Distributors Provide a Valuable Function
So much has been written and even more said throughout the years about the “Three Tier” system in our industry.
The lines have blurred over the years, most recently due to the Internet and operators buying from many other sources. Bigger operators became “national accounts” and had the opportunity to bypass distribution and deal directly with manufacturers.
Some distributors brought it on themselves by getting into manufacturing and being operators as well. It’s about opportunity; it’s about survival. Make hay when the sun shines.
There were distributors who got out of operating as their distributorships grew so that they did not directly compete with their customers for locations. Then, as their distributorships shrank, they went back into operating. I’m sure many scenarios that played out this way have been covered in RePlay over the last three decades.

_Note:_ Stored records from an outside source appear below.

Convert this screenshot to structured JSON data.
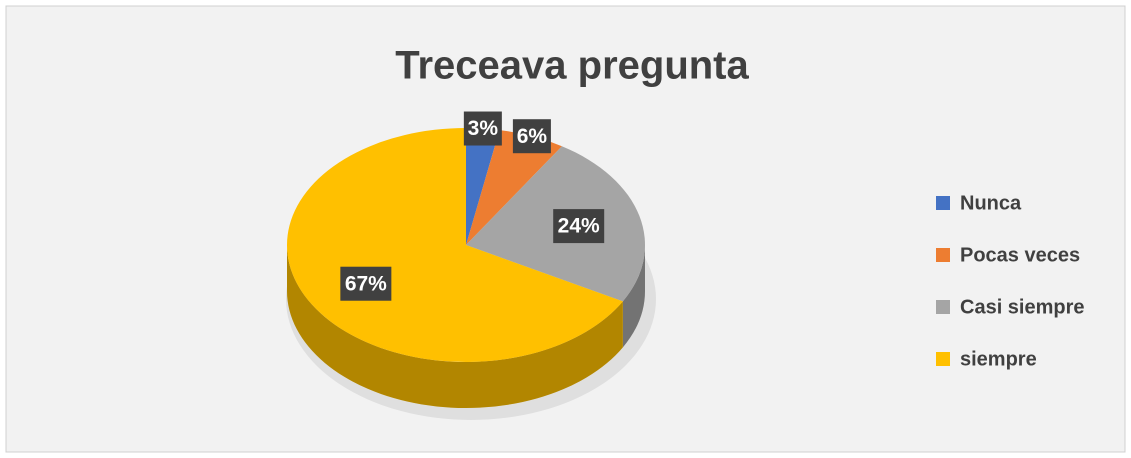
{
  "chart_data": {
    "type": "pie",
    "title": "Treceava pregunta",
    "categories": [
      "Nunca",
      "Pocas veces",
      "Casi siempre",
      "siempre"
    ],
    "values": [
      3,
      6,
      24,
      67
    ],
    "value_labels": [
      "3%",
      "6%",
      "24%",
      "67%"
    ],
    "colors": [
      "#4472c4",
      "#ed7d31",
      "#a5a5a5",
      "#ffc000"
    ],
    "legend": "right"
  }
}
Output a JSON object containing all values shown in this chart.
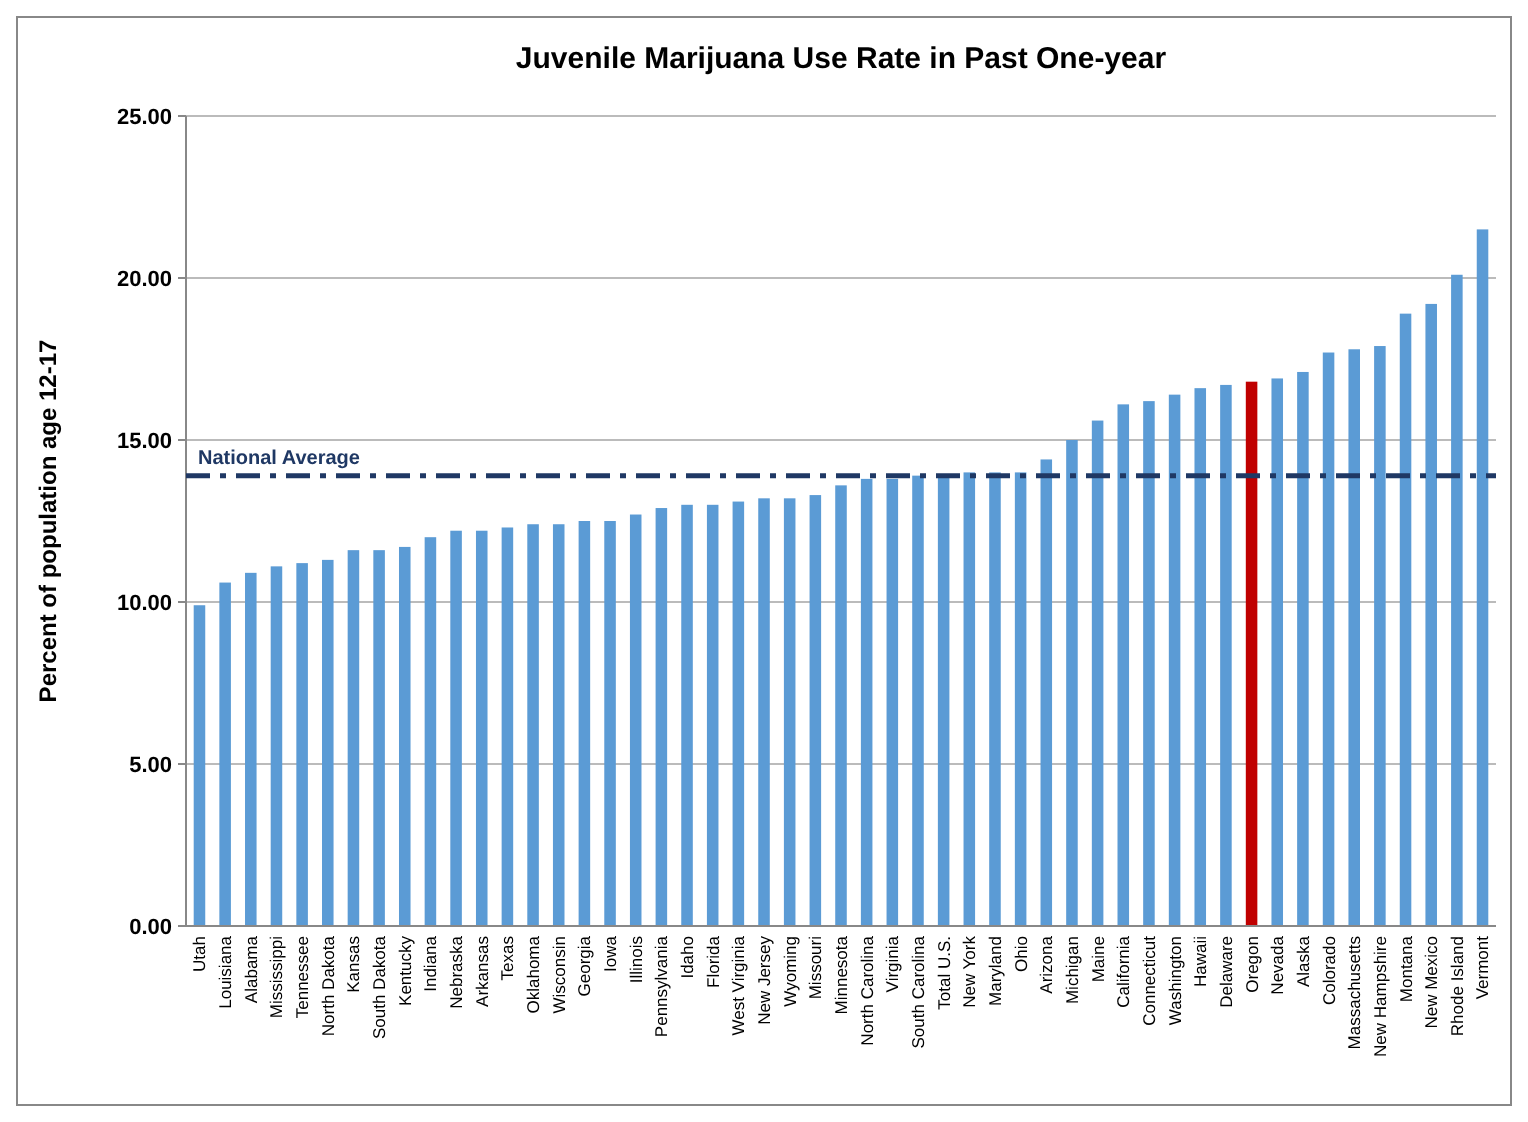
{
  "chart_data": {
    "type": "bar",
    "title": "Juvenile Marijuana Use Rate in Past One-year",
    "ylabel": "Percent of population age 12-17",
    "categories": [
      "Utah",
      "Louisiana",
      "Alabama",
      "Mississippi",
      "Tennessee",
      "North Dakota",
      "Kansas",
      "South Dakota",
      "Kentucky",
      "Indiana",
      "Nebraska",
      "Arkansas",
      "Texas",
      "Oklahoma",
      "Wisconsin",
      "Georgia",
      "Iowa",
      "Illinois",
      "Pennsylvania",
      "Idaho",
      "Florida",
      "West Virginia",
      "New Jersey",
      "Wyoming",
      "Missouri",
      "Minnesota",
      "North Carolina",
      "Virginia",
      "South Carolina",
      "Total U.S.",
      "New York",
      "Maryland",
      "Ohio",
      "Arizona",
      "Michigan",
      "Maine",
      "California",
      "Connecticut",
      "Washington",
      "Hawaii",
      "Delaware",
      "Oregon",
      "Nevada",
      "Alaska",
      "Colorado",
      "Massachusetts",
      "New Hampshire",
      "Montana",
      "New Mexico",
      "Rhode Island",
      "Vermont"
    ],
    "values": [
      9.9,
      10.6,
      10.9,
      11.1,
      11.2,
      11.3,
      11.6,
      11.6,
      11.7,
      12.0,
      12.2,
      12.2,
      12.3,
      12.4,
      12.4,
      12.5,
      12.5,
      12.7,
      12.9,
      13.0,
      13.0,
      13.1,
      13.2,
      13.2,
      13.3,
      13.6,
      13.8,
      13.8,
      13.9,
      13.9,
      14.0,
      14.0,
      14.0,
      14.4,
      15.0,
      15.6,
      16.1,
      16.2,
      16.4,
      16.6,
      16.7,
      16.8,
      16.9,
      17.1,
      17.7,
      17.8,
      17.9,
      18.9,
      19.2,
      20.1,
      21.5
    ],
    "colors": [
      "#5b9bd5",
      "#5b9bd5",
      "#5b9bd5",
      "#5b9bd5",
      "#5b9bd5",
      "#5b9bd5",
      "#5b9bd5",
      "#5b9bd5",
      "#5b9bd5",
      "#5b9bd5",
      "#5b9bd5",
      "#5b9bd5",
      "#5b9bd5",
      "#5b9bd5",
      "#5b9bd5",
      "#5b9bd5",
      "#5b9bd5",
      "#5b9bd5",
      "#5b9bd5",
      "#5b9bd5",
      "#5b9bd5",
      "#5b9bd5",
      "#5b9bd5",
      "#5b9bd5",
      "#5b9bd5",
      "#5b9bd5",
      "#5b9bd5",
      "#5b9bd5",
      "#5b9bd5",
      "#5b9bd5",
      "#5b9bd5",
      "#5b9bd5",
      "#5b9bd5",
      "#5b9bd5",
      "#5b9bd5",
      "#5b9bd5",
      "#5b9bd5",
      "#5b9bd5",
      "#5b9bd5",
      "#5b9bd5",
      "#5b9bd5",
      "#c00000",
      "#5b9bd5",
      "#5b9bd5",
      "#5b9bd5",
      "#5b9bd5",
      "#5b9bd5",
      "#5b9bd5",
      "#5b9bd5",
      "#5b9bd5",
      "#5b9bd5"
    ],
    "ylim": [
      0,
      25
    ],
    "yticks": [
      {
        "value": 0,
        "label": "0.00"
      },
      {
        "value": 5,
        "label": "5.00"
      },
      {
        "value": 10,
        "label": "10.00"
      },
      {
        "value": 15,
        "label": "15.00"
      },
      {
        "value": 20,
        "label": "20.00"
      },
      {
        "value": 25,
        "label": "25.00"
      }
    ],
    "grid": "y",
    "ref_lines": [
      {
        "axis": "y",
        "value": 13.9,
        "label": "National Average",
        "color": "#1f3864",
        "line_style": "dashdot"
      }
    ]
  }
}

Let’s face it: Our industry today is very different than what it was a few years ago. Think about the impossibility of enforcing distribution territories in the Internet era. How would manufacturers enforce rules about who could sell what games where? The days of manufacturers climbing behind games on location to get serial numbers is almost all gone. Imagine a manufacturer “protecting” a territory for a distributor?
Operators are people too, and people buy based on the best price, the best service and the best relationship, not based on what manufacturer is protecting what territory, usually for a weak distributor.

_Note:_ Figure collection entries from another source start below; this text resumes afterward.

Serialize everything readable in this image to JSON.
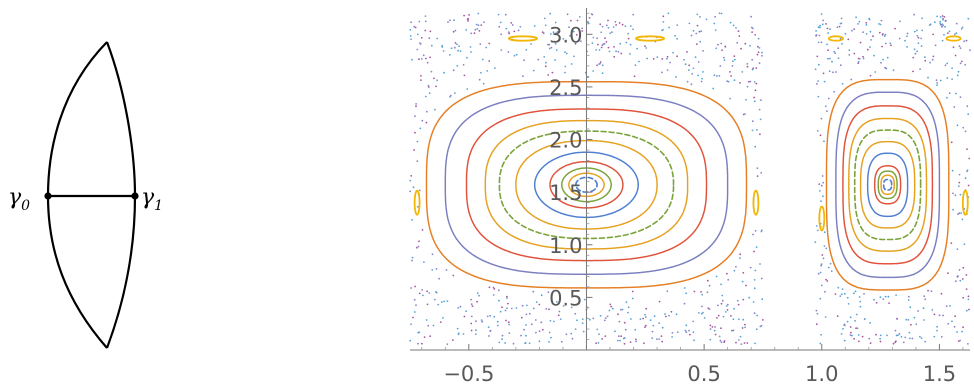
{
  "diagram": {
    "label_left_base": "γ",
    "label_left_sub": "0",
    "label_right_base": "γ",
    "label_right_sub": "1"
  },
  "chart_data": {
    "type": "scatter",
    "title": "",
    "xlabel": "",
    "ylabel": "",
    "xlim": [
      -0.75,
      1.63
    ],
    "ylim": [
      0.0,
      3.25
    ],
    "x_ticks": [
      -0.5,
      0.5,
      1.0,
      1.5
    ],
    "x_tick_labels": [
      "−0.5",
      "0.5",
      "1.0",
      "1.5"
    ],
    "y_ticks": [
      0.5,
      1.0,
      1.5,
      2.0,
      2.5,
      3.0
    ],
    "y_tick_labels": [
      "0.5",
      "1.0",
      "1.5",
      "2.0",
      "2.5",
      "3.0"
    ],
    "grid": false,
    "legend": "none",
    "panels": [
      {
        "x_range": [
          -0.75,
          0.75
        ],
        "center": [
          0.0,
          1.57
        ],
        "closed_curves": [
          {
            "color": "#e67e22",
            "dash": false,
            "half_width": 0.68,
            "half_height": 0.98,
            "shape": 3.2
          },
          {
            "color": "#7b7fc0",
            "dash": false,
            "half_width": 0.6,
            "half_height": 0.85,
            "shape": 3.0
          },
          {
            "color": "#e0523a",
            "dash": false,
            "half_width": 0.51,
            "half_height": 0.72,
            "shape": 2.8
          },
          {
            "color": "#e5a11f",
            "dash": false,
            "half_width": 0.43,
            "half_height": 0.61,
            "shape": 2.6
          },
          {
            "color": "#7aa33a",
            "dash": true,
            "half_width": 0.37,
            "half_height": 0.51,
            "shape": 2.4
          },
          {
            "color": "#e5a11f",
            "dash": false,
            "half_width": 0.3,
            "half_height": 0.42,
            "shape": 2.2
          },
          {
            "color": "#4f7fd0",
            "dash": false,
            "half_width": 0.22,
            "half_height": 0.31,
            "shape": 2.0
          },
          {
            "color": "#e0523a",
            "dash": false,
            "half_width": 0.155,
            "half_height": 0.22,
            "shape": 2.0
          },
          {
            "color": "#7aa33a",
            "dash": false,
            "half_width": 0.105,
            "half_height": 0.16,
            "shape": 2.0
          },
          {
            "color": "#e5a11f",
            "dash": false,
            "half_width": 0.075,
            "half_height": 0.11,
            "shape": 2.0
          },
          {
            "color": "#4f7fd0",
            "dash": true,
            "half_width": 0.045,
            "half_height": 0.07,
            "shape": 2.0
          }
        ],
        "islands": [
          {
            "x": -0.27,
            "y": 2.96,
            "width": 0.12,
            "color": "#f2b705"
          },
          {
            "x": 0.27,
            "y": 2.96,
            "width": 0.12,
            "color": "#f2b705"
          },
          {
            "x": -0.72,
            "y": 1.4,
            "width": 0.03,
            "color": "#f2b705"
          },
          {
            "x": 0.72,
            "y": 1.4,
            "width": 0.03,
            "color": "#f2b705"
          }
        ]
      },
      {
        "x_range": [
          0.97,
          1.63
        ],
        "center": [
          1.28,
          1.57
        ],
        "closed_curves": [
          {
            "color": "#e67e22",
            "dash": false,
            "half_width": 0.26,
            "half_height": 1.0,
            "shape": 3.5
          },
          {
            "color": "#7b7fc0",
            "dash": false,
            "half_width": 0.22,
            "half_height": 0.88,
            "shape": 3.3
          },
          {
            "color": "#e0523a",
            "dash": false,
            "half_width": 0.19,
            "half_height": 0.75,
            "shape": 3.2
          },
          {
            "color": "#e5a11f",
            "dash": false,
            "half_width": 0.165,
            "half_height": 0.63,
            "shape": 3.0
          },
          {
            "color": "#7aa33a",
            "dash": true,
            "half_width": 0.14,
            "half_height": 0.52,
            "shape": 3.0
          },
          {
            "color": "#e5a11f",
            "dash": false,
            "half_width": 0.115,
            "half_height": 0.41,
            "shape": 2.8
          },
          {
            "color": "#4f7fd0",
            "dash": false,
            "half_width": 0.085,
            "half_height": 0.3,
            "shape": 2.6
          },
          {
            "color": "#e0523a",
            "dash": false,
            "half_width": 0.055,
            "half_height": 0.18,
            "shape": 2.6
          },
          {
            "color": "#7aa33a",
            "dash": false,
            "half_width": 0.04,
            "half_height": 0.13,
            "shape": 2.6
          },
          {
            "color": "#e5a11f",
            "dash": false,
            "half_width": 0.028,
            "half_height": 0.09,
            "shape": 2.6
          },
          {
            "color": "#4f7fd0",
            "dash": true,
            "half_width": 0.017,
            "half_height": 0.05,
            "shape": 2.6
          }
        ],
        "islands": [
          {
            "x": 1.06,
            "y": 2.96,
            "width": 0.06,
            "color": "#f2b705"
          },
          {
            "x": 1.56,
            "y": 2.96,
            "width": 0.06,
            "color": "#f2b705"
          },
          {
            "x": 1.0,
            "y": 1.25,
            "width": 0.02,
            "color": "#f2b705"
          },
          {
            "x": 1.61,
            "y": 1.4,
            "width": 0.02,
            "color": "#f2b705"
          }
        ]
      }
    ],
    "chaotic_point_colors": [
      "#4fa3d6",
      "#a8559e",
      "#8c7fc9",
      "#6b9fd1"
    ]
  }
}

Then, there is the very sticky question of sales tax. Generally speaking, the end user pays sales tax. If the selling distributor has no physical presence in the state, he may not be obligated to collect sales tax in that state so the burden to pay the tax is on the buyer. This issue is getting more sunlight as each state is looking under rocks for lost revenue.

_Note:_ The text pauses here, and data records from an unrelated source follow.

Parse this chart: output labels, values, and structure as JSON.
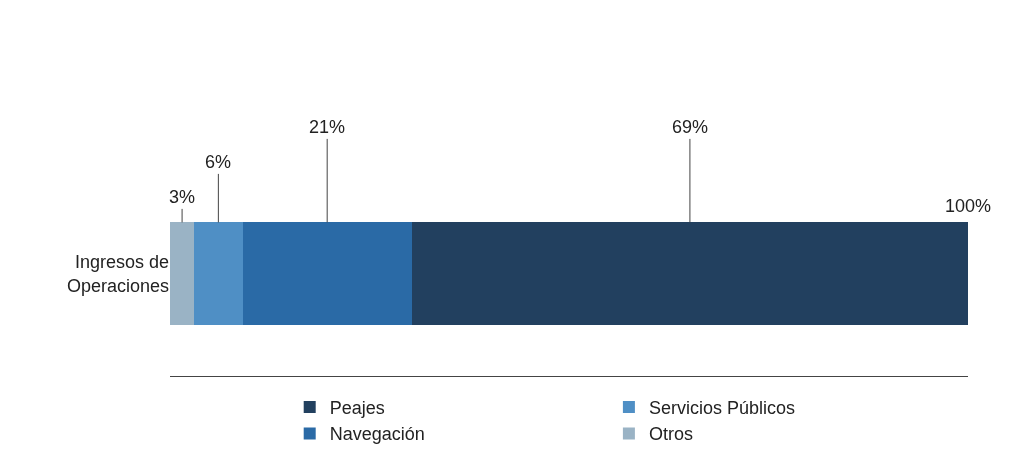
{
  "chart_data": {
    "type": "bar",
    "orientation": "horizontal",
    "stacked": true,
    "categories": [
      "Ingresos de Operaciones"
    ],
    "series": [
      {
        "name": "Otros",
        "color": "#9ab3c5",
        "values": [
          3
        ],
        "value_labels": [
          "3%"
        ]
      },
      {
        "name": "Servicios Públicos",
        "color": "#4f8fc5",
        "values": [
          6
        ],
        "value_labels": [
          "6%"
        ]
      },
      {
        "name": "Navegación",
        "color": "#2a6aa6",
        "values": [
          21
        ],
        "value_labels": [
          "21%"
        ]
      },
      {
        "name": "Peajes",
        "color": "#22405f",
        "values": [
          69
        ],
        "value_labels": [
          "69%"
        ]
      }
    ],
    "totals": [
      "100%"
    ],
    "tick_labels": "y",
    "legend": "bottom"
  }
}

In my manufacturing company I would love to see customers from that state or country buy from that authorized distributor. Most times they do; sometimes they don’t.
If you are in Europe and your Euro is worth $1.36, everything in the U.S. is on sale at a discount. It’s easy for European customers to want to buy from U.S. distributors instead of their local distributors.
I guess thinking about it all, we have the return of the good old Wild West. But the thing to remember for everyone is how much value distributors provide. Typically they stock replacement parts, have a service department, offer advice on what equipment to buy and how to finance it. They take trades of older equipment, they pickup, deliver and support the manufacturer’s equipment they sell. Distributors provide a very valuable function with boots on the ground for manufacturers.
The trend is that many retail stores will close and give way to Amazon.com type of sales. Golfers go to a store to check out golf clubs and be fitted; then they go online and order from some discount source. It’s the same with electronics and almost everything else. It’s called “showrooming,” and it is a growing phenomenon. Brick and mortar stores of all kinds will need to find better ways to deal with this problem.
There is not much that can replace relationships. There are bonds built over time with trust and support from distributor who help operators build and grow their businesses. That is rewarded with loyalty and continued mutual business interest and growth.